The drawbacks, according to Rawls, are that not all stars are part of binary systems, and that this method is slow and uses a lot of limited telescope time. Rawls gets around this by using asteroseismology, measuring the oscillations, or starquakes, that occur in a star’s interior. They actually ring like a bell, though you can’t hear it because space is a vacuum, and the frequency is too low in any case. Like a bell, the more massive the star, the lower the frequency of the oscillation. You can’t see the oscillations because they’re inside the star, but they change the star’s brightness. This is something that can be observed, and astronomers chart brightness changes against the frequencies of the starquakes and see how they line up with other properties of the star.

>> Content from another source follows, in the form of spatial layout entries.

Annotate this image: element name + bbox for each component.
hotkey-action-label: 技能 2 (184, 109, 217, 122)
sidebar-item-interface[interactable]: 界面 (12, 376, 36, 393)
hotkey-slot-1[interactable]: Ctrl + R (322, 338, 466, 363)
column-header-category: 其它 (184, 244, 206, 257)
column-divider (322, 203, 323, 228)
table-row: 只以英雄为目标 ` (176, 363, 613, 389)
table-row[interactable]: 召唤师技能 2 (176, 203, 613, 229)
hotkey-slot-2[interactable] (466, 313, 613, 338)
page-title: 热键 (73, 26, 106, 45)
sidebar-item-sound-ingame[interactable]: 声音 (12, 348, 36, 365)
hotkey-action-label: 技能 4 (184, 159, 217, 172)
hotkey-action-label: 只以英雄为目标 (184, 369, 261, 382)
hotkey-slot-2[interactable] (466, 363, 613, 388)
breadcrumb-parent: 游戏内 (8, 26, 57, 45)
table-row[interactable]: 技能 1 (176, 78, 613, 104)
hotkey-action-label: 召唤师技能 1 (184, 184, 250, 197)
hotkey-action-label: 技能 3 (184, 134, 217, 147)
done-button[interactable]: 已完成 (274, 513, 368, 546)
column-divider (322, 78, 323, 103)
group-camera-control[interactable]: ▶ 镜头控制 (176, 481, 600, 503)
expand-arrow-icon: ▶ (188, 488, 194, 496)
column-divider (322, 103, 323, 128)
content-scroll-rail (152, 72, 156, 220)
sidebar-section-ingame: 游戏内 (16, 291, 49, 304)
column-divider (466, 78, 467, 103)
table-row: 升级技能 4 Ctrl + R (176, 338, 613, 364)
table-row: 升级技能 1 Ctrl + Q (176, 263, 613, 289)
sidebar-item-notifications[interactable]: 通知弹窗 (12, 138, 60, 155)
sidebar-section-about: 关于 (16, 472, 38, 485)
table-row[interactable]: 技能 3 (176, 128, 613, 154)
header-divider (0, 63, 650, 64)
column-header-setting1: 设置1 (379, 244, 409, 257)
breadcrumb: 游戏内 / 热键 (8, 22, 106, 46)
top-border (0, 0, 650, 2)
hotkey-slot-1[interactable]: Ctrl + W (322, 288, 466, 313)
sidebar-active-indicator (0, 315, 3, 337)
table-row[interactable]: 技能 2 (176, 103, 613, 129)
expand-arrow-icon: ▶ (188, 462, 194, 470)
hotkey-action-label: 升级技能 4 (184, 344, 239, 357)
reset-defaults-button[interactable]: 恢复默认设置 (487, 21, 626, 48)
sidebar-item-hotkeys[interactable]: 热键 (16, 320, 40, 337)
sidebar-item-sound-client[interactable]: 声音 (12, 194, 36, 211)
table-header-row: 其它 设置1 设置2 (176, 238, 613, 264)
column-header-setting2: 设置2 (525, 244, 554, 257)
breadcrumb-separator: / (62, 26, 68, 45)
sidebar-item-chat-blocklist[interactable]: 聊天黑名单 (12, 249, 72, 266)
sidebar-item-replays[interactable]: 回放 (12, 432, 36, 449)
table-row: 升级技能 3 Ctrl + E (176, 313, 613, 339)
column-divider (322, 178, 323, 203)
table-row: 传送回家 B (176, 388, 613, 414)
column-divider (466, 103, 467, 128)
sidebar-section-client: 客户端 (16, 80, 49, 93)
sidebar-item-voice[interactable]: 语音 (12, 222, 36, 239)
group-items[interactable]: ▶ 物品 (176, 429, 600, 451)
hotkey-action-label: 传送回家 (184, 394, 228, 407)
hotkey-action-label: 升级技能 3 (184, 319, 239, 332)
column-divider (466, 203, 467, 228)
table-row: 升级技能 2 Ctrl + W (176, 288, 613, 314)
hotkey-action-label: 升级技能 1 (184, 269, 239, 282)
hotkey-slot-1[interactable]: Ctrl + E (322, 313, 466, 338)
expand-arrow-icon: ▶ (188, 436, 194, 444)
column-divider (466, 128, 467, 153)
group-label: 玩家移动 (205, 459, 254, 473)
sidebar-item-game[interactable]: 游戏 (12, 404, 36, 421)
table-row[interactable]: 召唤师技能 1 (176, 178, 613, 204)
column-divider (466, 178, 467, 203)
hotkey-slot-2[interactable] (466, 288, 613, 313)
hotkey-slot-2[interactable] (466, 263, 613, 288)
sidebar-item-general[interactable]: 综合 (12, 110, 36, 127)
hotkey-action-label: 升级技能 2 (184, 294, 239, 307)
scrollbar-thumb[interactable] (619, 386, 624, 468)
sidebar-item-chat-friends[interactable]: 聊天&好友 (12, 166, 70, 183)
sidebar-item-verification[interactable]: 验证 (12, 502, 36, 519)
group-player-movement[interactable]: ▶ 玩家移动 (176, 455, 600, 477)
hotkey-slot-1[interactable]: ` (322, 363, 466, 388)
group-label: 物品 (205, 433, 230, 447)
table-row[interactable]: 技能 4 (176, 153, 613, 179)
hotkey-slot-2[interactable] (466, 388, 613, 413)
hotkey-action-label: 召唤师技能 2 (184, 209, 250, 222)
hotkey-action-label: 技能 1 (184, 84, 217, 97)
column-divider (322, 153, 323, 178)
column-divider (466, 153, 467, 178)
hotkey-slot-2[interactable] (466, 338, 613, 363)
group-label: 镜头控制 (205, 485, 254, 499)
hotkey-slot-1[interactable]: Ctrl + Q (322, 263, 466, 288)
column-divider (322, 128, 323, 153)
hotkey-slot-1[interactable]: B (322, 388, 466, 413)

“You fit a bunch of curves to a bunch of wiggles and you try to convince yourself you’re not making it up,” Rawls quipped. The method can give clues about a star’s surface gravity, density, and temperature, and with gravity and density you can calculate mass.

Does it really work?

Rawls said they like to study red giant stars for a couple of reasons: that’s the eventual state of our Sun, and red giants brighter and easier to see. After figuring masses of many red giants with asteroseismology, they went back and calculated them again using the binary method. Then they compared the two.

“Oh, crap!” was Rawls’s reaction upon seeing how they matched up. “It’s not one-to-one. I broke science!”

In fact, the masses calculated through asteroseismology differed from those returned by the binary method by about 16 percent, on average. It turns out that big, red giant stars are not quite so simply just huge versions of our Sun.

“They have their own weird convection stuff going on,” Rawls explained. “There’s different stuff happening in different layers of the star that isn’t quite the same as what happens inside our Sun, and it’s just complicated enough that you can’t compare them one to one, even though it would be super handy if you could.”

What do they do to reconcile the differences between the two methods?

“We have to apply empirical corrections in order to get accurate masses,” Rawls explained. In other words, “We have to fudge it a little bit! But it’s consistent. It’s fine, it’s fine. Totally works. Not a problem. Don’t worry about it,” she laughed, adding that asteroseismology works just great for smaller stars like the Sun.

“It’s actually really useful, even though sometimes it doesn’t always work perfectly, because you can measure a lot of stars’ masses really fast,” she concluded.

Astronomy on Tap Seattle is organized by graduate students in astronomy from the University of Washington.